Rio Tinto Group on Friday reduced its 2021 iron ore shipments forecast, as a tighter labour market in Western Australia delayed the completion of a new greenfield mine at Gudai-Darri.
“It has been another difficult quarter operationally and … we recognise the opportunity to raise our performance,” said chief executive officer Jakob Stausholm.
The miner now expects 2021 Pilbara iron ore shipments at between 320 million tonnes (mt) and 325 mt, down from a previous range of 325 mt to 340 mt.
The downgrade puts Rio on course to lose its spot as the world’s biggest iron ore producer to Brazilian rival Vale S.A. .
“Another disappointing quarter for Rio Tinto as the company struggles to regain operational momentum,” broker RBC said in a research note.
Rio said a tight global supply chain added to its difficulties, while headwinds from China’s regulatory tightening could spark further volatility.
Iron ore prices have nearly halved since hitting a record peak in mid-May, with demand hurt by China’s steel output curbs and a sharp slowdown in the country’s property activity due to a regulatory crackdown.
Still, Rio shipped 83.4 mt of the steel-making commodity in the three months ended Sept. 30, 2% higher than the 82.1 mt shipped last year.

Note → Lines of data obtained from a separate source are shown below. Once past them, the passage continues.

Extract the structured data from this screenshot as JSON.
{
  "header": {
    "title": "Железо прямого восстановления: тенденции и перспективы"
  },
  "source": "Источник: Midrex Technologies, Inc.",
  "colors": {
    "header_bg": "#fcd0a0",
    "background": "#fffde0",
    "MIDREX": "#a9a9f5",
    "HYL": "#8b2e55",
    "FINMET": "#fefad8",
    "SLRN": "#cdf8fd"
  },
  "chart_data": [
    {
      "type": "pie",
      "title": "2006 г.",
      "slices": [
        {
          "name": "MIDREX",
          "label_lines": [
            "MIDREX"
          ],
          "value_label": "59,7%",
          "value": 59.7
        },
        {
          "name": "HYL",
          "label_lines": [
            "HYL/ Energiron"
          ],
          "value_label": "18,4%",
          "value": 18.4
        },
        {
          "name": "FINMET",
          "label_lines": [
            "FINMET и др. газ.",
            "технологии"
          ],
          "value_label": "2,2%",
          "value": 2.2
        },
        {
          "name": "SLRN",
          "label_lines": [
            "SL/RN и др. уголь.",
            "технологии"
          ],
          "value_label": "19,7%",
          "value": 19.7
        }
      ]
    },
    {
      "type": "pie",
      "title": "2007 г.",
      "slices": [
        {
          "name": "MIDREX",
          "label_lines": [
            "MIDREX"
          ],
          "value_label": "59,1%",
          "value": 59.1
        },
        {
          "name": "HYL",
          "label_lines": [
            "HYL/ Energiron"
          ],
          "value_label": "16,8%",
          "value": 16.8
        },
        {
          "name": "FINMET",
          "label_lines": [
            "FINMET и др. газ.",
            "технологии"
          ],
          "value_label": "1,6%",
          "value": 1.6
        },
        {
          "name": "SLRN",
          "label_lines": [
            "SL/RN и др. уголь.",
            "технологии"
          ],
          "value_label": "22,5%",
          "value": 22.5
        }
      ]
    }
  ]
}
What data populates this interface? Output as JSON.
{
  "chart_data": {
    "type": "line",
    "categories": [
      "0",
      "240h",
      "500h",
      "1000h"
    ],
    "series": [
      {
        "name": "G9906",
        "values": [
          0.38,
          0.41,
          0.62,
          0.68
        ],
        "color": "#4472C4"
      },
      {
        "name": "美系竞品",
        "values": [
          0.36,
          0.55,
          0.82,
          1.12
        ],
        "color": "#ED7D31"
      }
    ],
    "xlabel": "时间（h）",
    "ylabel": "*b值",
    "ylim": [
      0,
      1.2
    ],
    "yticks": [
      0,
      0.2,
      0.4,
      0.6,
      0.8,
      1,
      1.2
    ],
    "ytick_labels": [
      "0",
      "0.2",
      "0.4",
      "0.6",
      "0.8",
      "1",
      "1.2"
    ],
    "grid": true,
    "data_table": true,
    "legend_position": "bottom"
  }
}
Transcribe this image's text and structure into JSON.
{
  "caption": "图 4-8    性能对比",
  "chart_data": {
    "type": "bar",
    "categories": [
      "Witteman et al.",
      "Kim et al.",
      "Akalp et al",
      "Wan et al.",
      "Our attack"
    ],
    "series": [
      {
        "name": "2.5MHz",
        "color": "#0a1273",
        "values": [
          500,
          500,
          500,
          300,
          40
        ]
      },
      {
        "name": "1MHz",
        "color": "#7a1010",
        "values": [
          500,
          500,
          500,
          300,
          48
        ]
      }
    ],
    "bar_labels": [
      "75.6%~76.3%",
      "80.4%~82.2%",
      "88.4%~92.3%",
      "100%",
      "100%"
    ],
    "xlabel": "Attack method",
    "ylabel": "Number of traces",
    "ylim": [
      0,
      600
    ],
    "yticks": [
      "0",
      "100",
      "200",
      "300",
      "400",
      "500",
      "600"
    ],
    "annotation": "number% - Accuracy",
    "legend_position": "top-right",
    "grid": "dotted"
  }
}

However, Pilbara iron ore production was 4% lower, hurt by heritage management, brownfield mine replacement tie-ins and project completion delays.
Rio’s destruction of the 46,000 year-old Juukan Gorge rock shelters last year had led to a leadership overhaul of the company and a national inquiry.
Rio also delayed first production for the Oyu Tolgoi copper mine in Mongolia by three months to January 2023. Joint venture partner, Canada’s Turquoise Hill Resources, on Thursday estimated additional funding required for the project had ballooned to $3.6 billion.
Delays to development of what will be one of the world’s largest copper mines has antagonised the Mongolian government, which owns a 34% stake, and fuelled a funding spat between Rio and Turquoise Hill.
Rio Tinto shares were down 1% in morning trade in a slightly firmer broader market.